数学公式:
.. math::
\begin{array}{ll}
r_t = \sigma(W_{ir} x_t + b_{ir} + W_{hr} h_{(t-1)} + b_{hr}) \\
z_t = \sigma(W_{iz} x_t + b_{iz} + W_{hz} h_{(t-1)} + b_{hz}) \\
n_t = \tanh(W_{in} x_t + b_{in} + r_t * (W_{hn} h_{(t-1)}+ b_{hn})) \\
h_t = (1 - z_t) * n_t + z_t * h_{(t-1)}
\end{array}
where :math:`h_t` is the hidden state at time `t`, :math:`x_t` is the input
at time `t`, :math:`h_{(t-1)}` is the hidden state of the layer
at time `t-1` or the initial hidden state at time `0`, and :math:`r_t`,
:math:`z_t`, :math:`n_t` are the reset, update, and new gates, respectively.
:math:`\sigma` is the sigmoid function, and :math:`*` is the Hadamard product.
参数形状:
Attributes:
weight_ih_l[k] : the learnable input-hidden weights of the :math:`\text{k}^{th}` layer
(W_ir|W_iz|W_in), of shape `(3*hidden_size, input_size)` for `k = 0`.

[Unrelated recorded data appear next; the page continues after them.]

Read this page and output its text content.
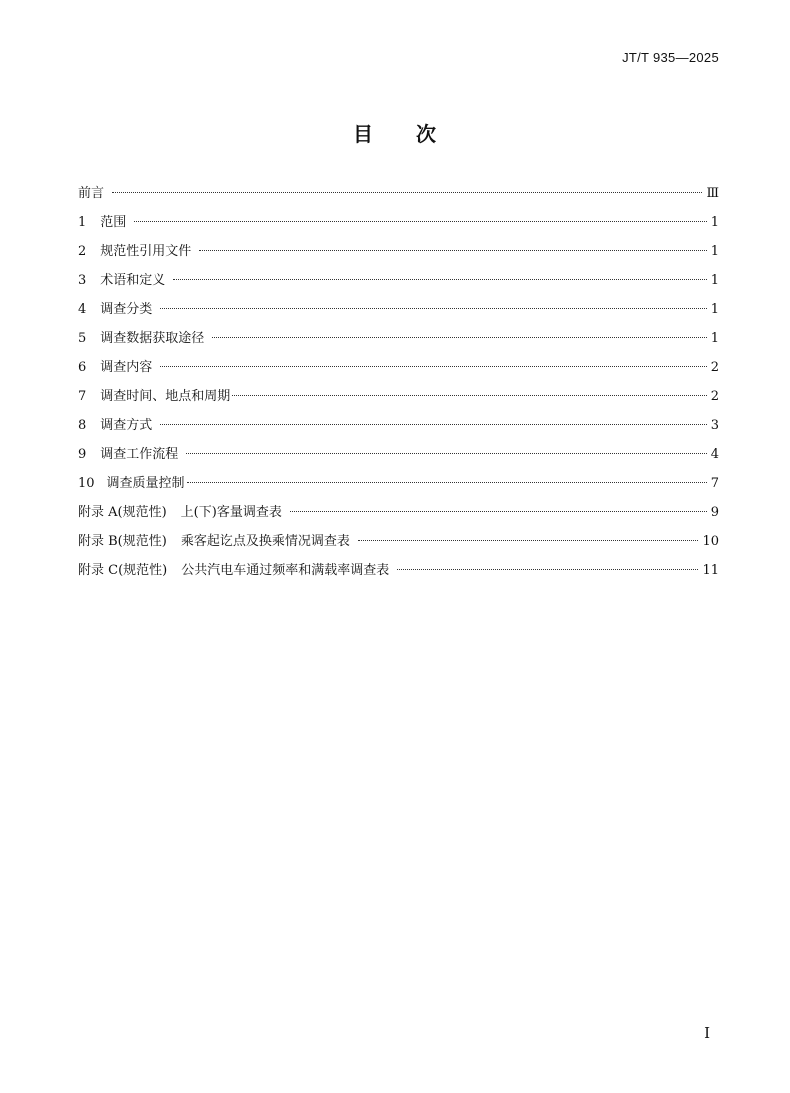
JT/T 935—2025
目 次
前言	Ⅲ
1 范围	1
2 规范性引用文件	1
3 术语和定义	1
4 调查分类	1
5 调查数据获取途径	1
6 调查内容	2
7 调查时间、地点和周期	2
8 调查方式	3
9 调查工作流程	4
10 调查质量控制	7
附录 A(规范性) 上(下)客量调查表	9
附录 B(规范性) 乘客起讫点及换乘情况调查表	10
附录 C(规范性) 公共汽电车通过频率和满载率调查表	11
I
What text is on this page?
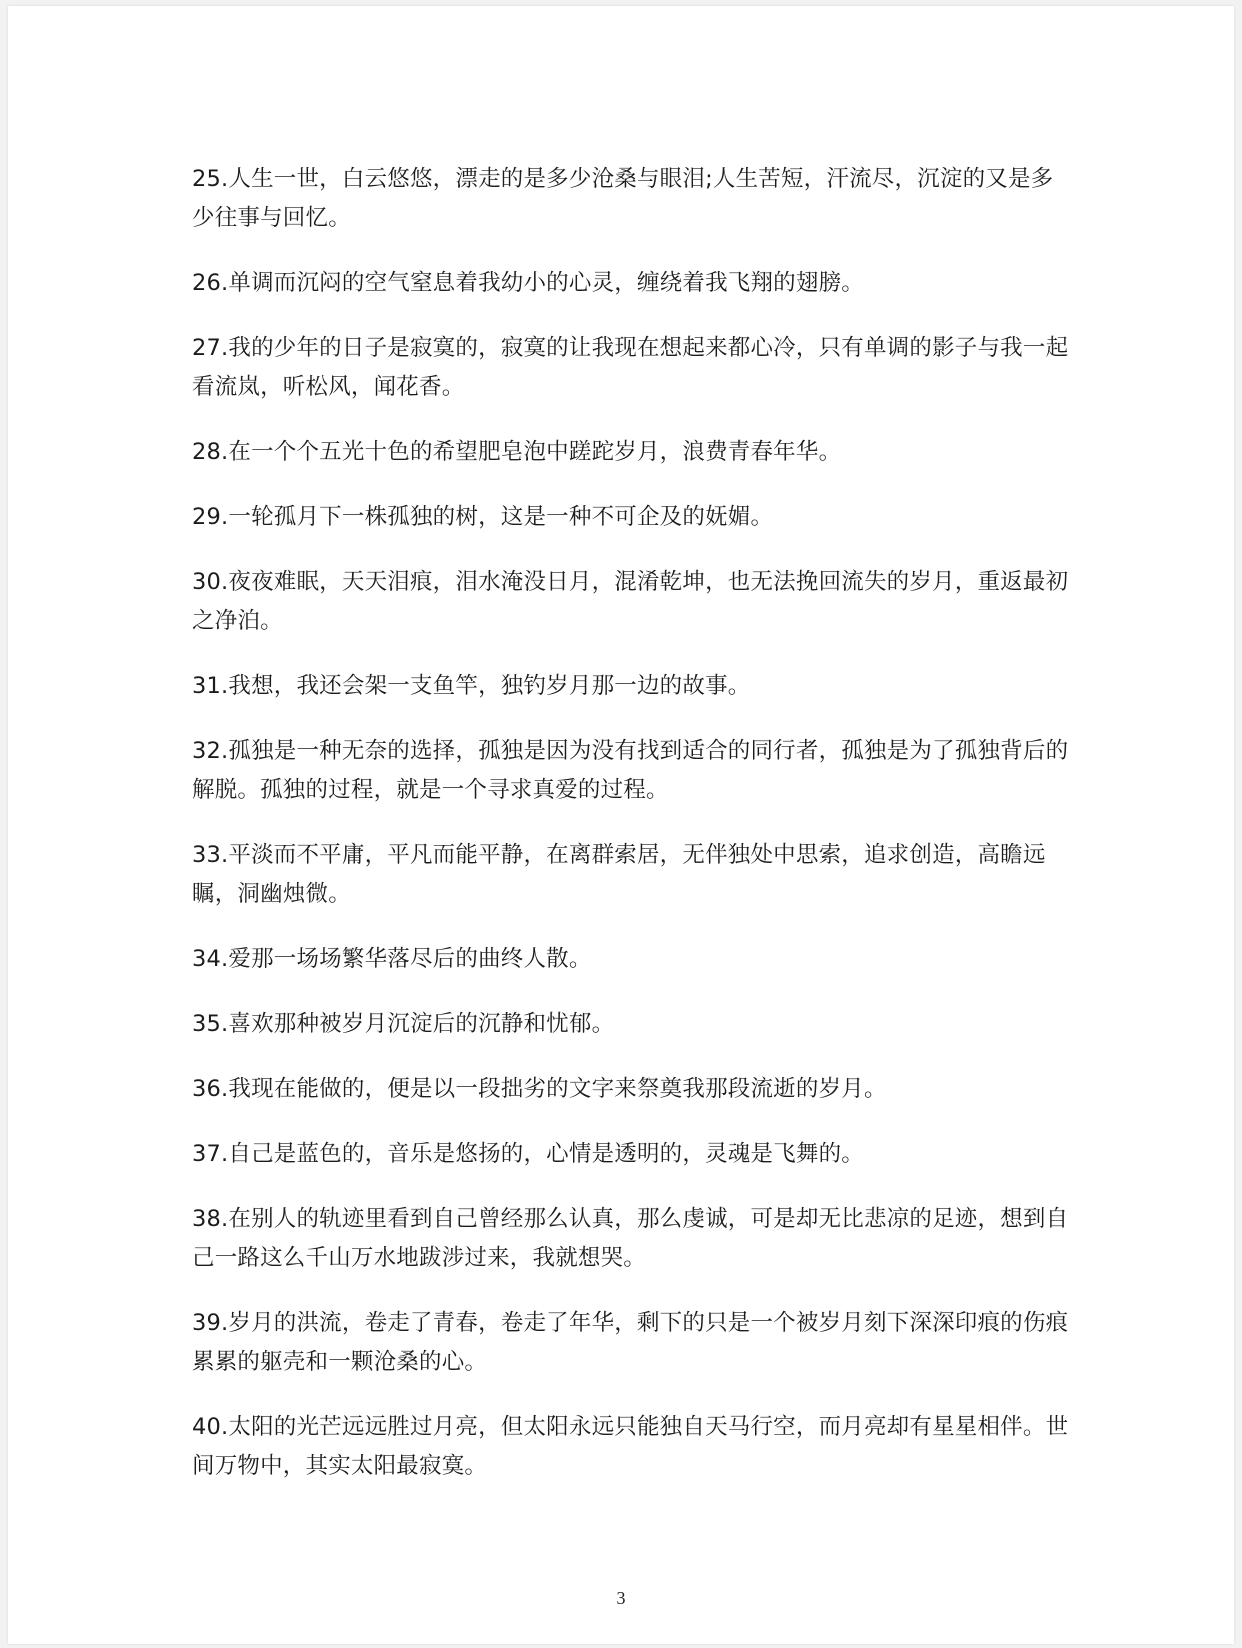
25.人生一世，白云悠悠，漂走的是多少沧桑与眼泪;人生苦短，汗流尽，沉淀的又是多少往事与回忆。

26.单调而沉闷的空气窒息着我幼小的心灵，缠绕着我飞翔的翅膀。

27.我的少年的日子是寂寞的，寂寞的让我现在想起来都心冷，只有单调的影子与我一起看流岚，听松风，闻花香。

28.在一个个五光十色的希望肥皂泡中蹉跎岁月，浪费青春年华。

29.一轮孤月下一株孤独的树，这是一种不可企及的妩媚。

30.夜夜难眠，天天泪痕，泪水淹没日月，混淆乾坤，也无法挽回流失的岁月，重返最初之净泊。

31.我想，我还会架一支鱼竿，独钓岁月那一边的故事。

32.孤独是一种无奈的选择，孤独是因为没有找到适合的同行者，孤独是为了孤独背后的解脱。孤独的过程，就是一个寻求真爱的过程。

33.平淡而不平庸，平凡而能平静，在离群索居，无伴独处中思索，追求创造，高瞻远瞩，洞幽烛微。

34.爱那一场场繁华落尽后的曲终人散。

35.喜欢那种被岁月沉淀后的沉静和忧郁。

36.我现在能做的，便是以一段拙劣的文字来祭奠我那段流逝的岁月。

37.自己是蓝色的，音乐是悠扬的，心情是透明的，灵魂是飞舞的。

38.在别人的轨迹里看到自己曾经那么认真，那么虔诚，可是却无比悲凉的足迹，想到自己一路这么千山万水地跋涉过来，我就想哭。

39.岁月的洪流，卷走了青春，卷走了年华，剩下的只是一个被岁月刻下深深印痕的伤痕累累的躯壳和一颗沧桑的心。

40.太阳的光芒远远胜过月亮，但太阳永远只能独自天马行空，而月亮却有星星相伴。世间万物中，其实太阳最寂寞。

3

Otherwise, the shape is `(3*hidden_size, num_directions * hidden_size)`
weight_hh_l[k] : the learnable hidden-hidden weights of the :math:`\text{k}^{th}` layer
(W_hr|W_hz|W_hn), of shape `(3*hidden_size, hidden_size)`
bias_ih_l[k] : the learnable input-hidden bias of the :math:`\text{k}^{th}` layer
(b_ir|b_iz|b_in), of shape `(3*hidden_size)`
bias_hh_l[k] : the learnable hidden-hidden bias of the :math:`\text{k}^{th}` layer
(b_hr|b_hz|b_hn), of shape `(3*hidden_size)`